“Le sélectionneur français Michel Hidalgo demandait à ses joueurs de jouer comme Vabec !”MUSÉE DU SPORT – L’INCOMPARABLE DRAGO VABEC ET SES ANNÉES AU DINAMO ET À BREST
Auteur : Andrija Kacic-Karlin/ 7 Dnevno/ Le 11 décembre 2015
L'auteur français Johann Le Roux a été témoin des matchs de Vabec à Brest et l’inspiration du joueur croate et ses gestes magnifiques l’ont tellement impressionné qu’il a écrit un livre sur l’idole de son enfance. Et ce n’est pas tout : il a cherché des archives des télévisions françaises et croates, en a trouvés quelques-unes par lui-même et a produit un documentaire qui montre clairement toute la richesse et la grandeur de ce joueur. Un livre et un biopic, Drago Vabec les mérite bien !
Il y a peu de joueurs dans le monde qui sont devenus les sujets d’un livre. Une œuvre littéraire est un indicateur de la réussite d'un joueur et nous pouvons sans doute dire que ce ne sont que les plus grands qui se voient honorés de la sorte. La légende du Dinamo Zagreb et du Stade Brestois, Drago Vabec, est l’un de ces joueurs qui ont laissé une empreinte sur leur époque. Intitulé “L’idole de l’Armoricaine”, le livre raconte la carrière de footballeur de Vabec !
Drago Vabec, de la région croate de Medjimurje, a commencé à jouer au Sloga Cakovec en 1966 et deux ans plus tard, après avoir marqué un but au Dinamo pendant un match amical, il a été ramené à Maksimir. Il a joué pour le Dinamo de 1968 à 1979, avant de partir à Brest, où il est resté quatre ans. Il est revenu au Dinamo en 1983 pour y jouer encore une saison. Avec 529 matchs, il est le cinquième joueur le plus capé de l’histoire du club, pour lequel il a inscrit 194 buts.
Il n’a joué que sept matchs pour l’équipe yougoslave, ce qui était absurde car il méritait plus de sélections. Il n’a marqué qu’un seul but, dans le match de qualification contre la Suède à Zagreb en 1975 : Vabec a profité d’un centre de Dragan Dzajic, qu'il a repris d'une demi-volée puissante trompant le gardien suédois Hellstroem. Ce but était tellement spectaculaire qu’il a été diffusé dans l’introduction de “Sportski Pregled”pendant des décennies.

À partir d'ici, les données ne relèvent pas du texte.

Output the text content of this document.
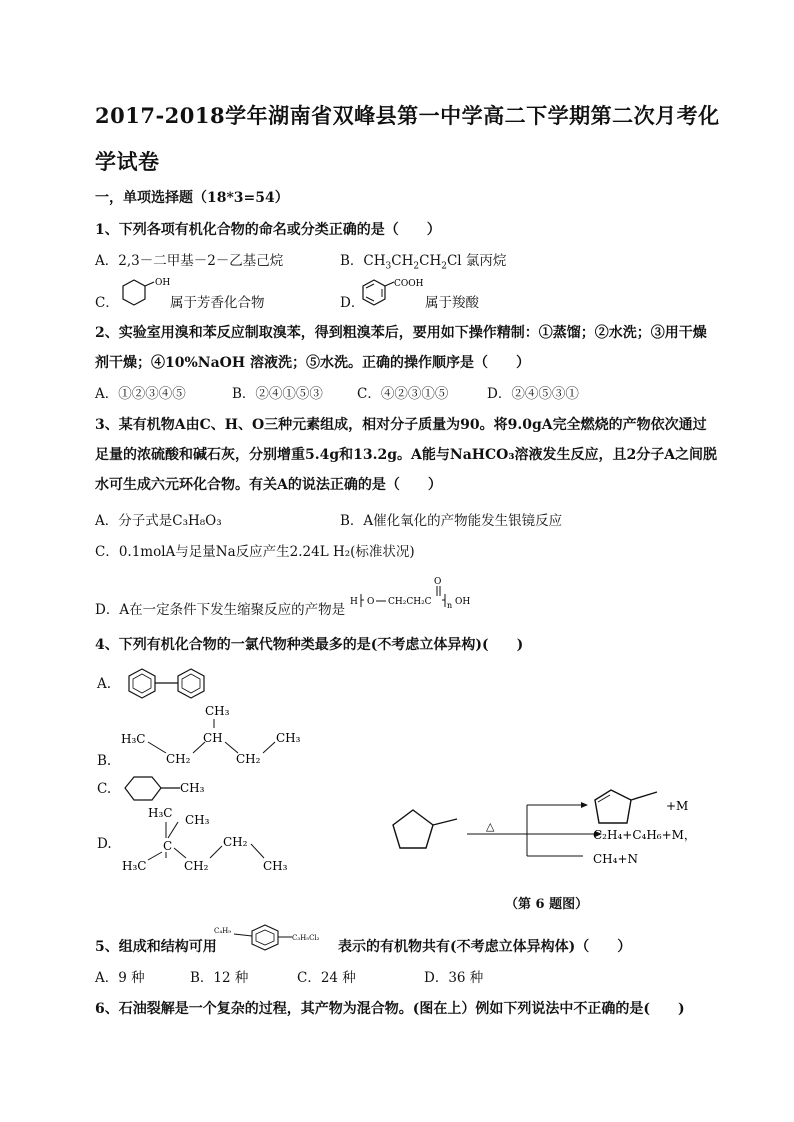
2017-2018学年湖南省双峰县第一中学高二下学期第二次月考化
学试卷
一，单项选择题（18*3=54）
1、下列各项有机化合物的命名或分类正确的是（　　）
A．2,3－二甲基－2－乙基己烷	B．$CH_3CH_2CH_2Cl$ 氯丙烷
C．
OH
属于芳香化合物	D．
COOH
属于羧酸
2、实验室用溴和苯反应制取溴苯，得到粗溴苯后，要用如下操作精制：①蒸馏；②水洗；③用干燥
剂干燥；④10%NaOH 溶液洗；⑤水洗。正确的操作顺序是（　　）
A．①②③④⑤	B．②④①⑤③	C．④②③①⑤	D．②④⑤③①
3、某有机物A由C、H、O三种元素组成，相对分子质量为90。将9.0gA完全燃烧的产物依次通过
足量的浓硫酸和碱石灰，分别增重5.4g和13.2g。A能与NaHCO₃溶液发生反应，且2分子A之间脱
水可生成六元环化合物。有关A的说法正确的是（　　）
A．分子式是C₃H₈O₃	B．A催化氧化的产物能发生银镜反应
C．0.1molA与足量Na反应产生2.24L H₂(标准状况)
D．A在一定条件下发生缩聚反应的产物是 H O CH₂CH₂C
O
n OH
4、下列有机化合物的一氯代物种类最多的是(不考虑立体异构)(　　)
A.
B.
CH₃
H₃C
CH₂
CH
CH₂
CH₃
C.	CH₃
D.
H₃C CH₃
C
H₃C	CH₂
CH₂
CH₃
△
+M
C₂H₄+C₄H₆+M，
CH₄+N
（第 6 题图）
5、组成和结构可用
C₄H₉
C₃H₅Cl₂
表示的有机物共有(不考虑立体异构体)（　　）
A．9 种	B．12 种	C．24 种	D．36 种
6、石油裂解是一个复杂的过程，其产物为混合物。(图在上）例如下列说法中不正确的是(　　)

Après sa carrière de joueur, il est devenu l’entraîneur de clubs de deuxième et troisième division : MTC Sloga Cakovec, VIKO Omladinac, Stubica 1962, Daruvar, Krizevci, Vrbovec, Slunj et Jaska. En 2004, il a permis au Medjimurje Cakovec d'accéder à la première division croate.
En rencontrant Drago Vabec, on a cité les mots de Johann le Roux, auteur du livre et du film qu’il a inspirés :
“L'élément déclencheur de ce projet fut la remontée du Stade Brestois en Ligue 1 en 2010. Le club avait disparu de l'élite depuis 1991 à cause de problèmes financiers. Cela a fait ressurgir beaucoup de souvenirs parmi lesquels le plus prégnant était celui de Drago Vabec, un joueur exceptionnel. Alors j’ai commencé à fouiller les archives pour retrouver des articles puis j’ai eu l’idée d’écrire un livre et de produire un documentaire sur lui.”Ce sont les mots du Français Johann Le Roux sur vous…- Bien sûr, je suis très fier de l’œuvre de Johann Le Roux. Je sais comment j’ai joué et combien je me suis investi dans le football. J’ai occupé presque tous les postes, y compris à l'arrière et je jouais indifféremment des deux pieds... J’étais rapide, je faisais de nombreuses feintes, je savais donner le ballon dans l'espace... Dommage que je n’ai pas joué du temps de Mamic (président actuel du Dinamo), le transfert aurait été profitable (rires)… J’ai été approché par le Bayern de Munich, mais je n’avais pas envie de vivre en Allemagne. À l’époque il n'y avait pas d'agents, les joueurs étaient vendus directement par leurs clubs. J'ai négocié avec Tottenham, mais ils ont demandé que je vienne pour un essai, et j’ai refusé. Quand la discussion avec les Anglais s'est terminée, Brest est venu me voir et j’ai été vendu par l'intermédiaire d'un Serbe qui n’était pas un agent. Brest venait d'accéder à la première division et ils avaient besoin d’un attaquant, un buteur. J’ai dit oui à Brest. Plus tard, j'ai été approché par le PSG également, leur offre était trois fois supérieure à celle de Brest. Mais ils offraient des chèques, et moi, je voulais de l’argent comptant. En plus, je suivais la maxime : “il vaut mieux être quelqu'un dans le village, que personne dans la ville”. Quand j’ai refusé le club parisien, le PSG a pris Ivica Surjak à ma place. Et j’ai bien fait : en 90 matchs de première division, j’ai marqué 46 buts pour Brest. J’étais le joueur décisif. Et pourtant je ne jouais pas avant-centre mais ailier !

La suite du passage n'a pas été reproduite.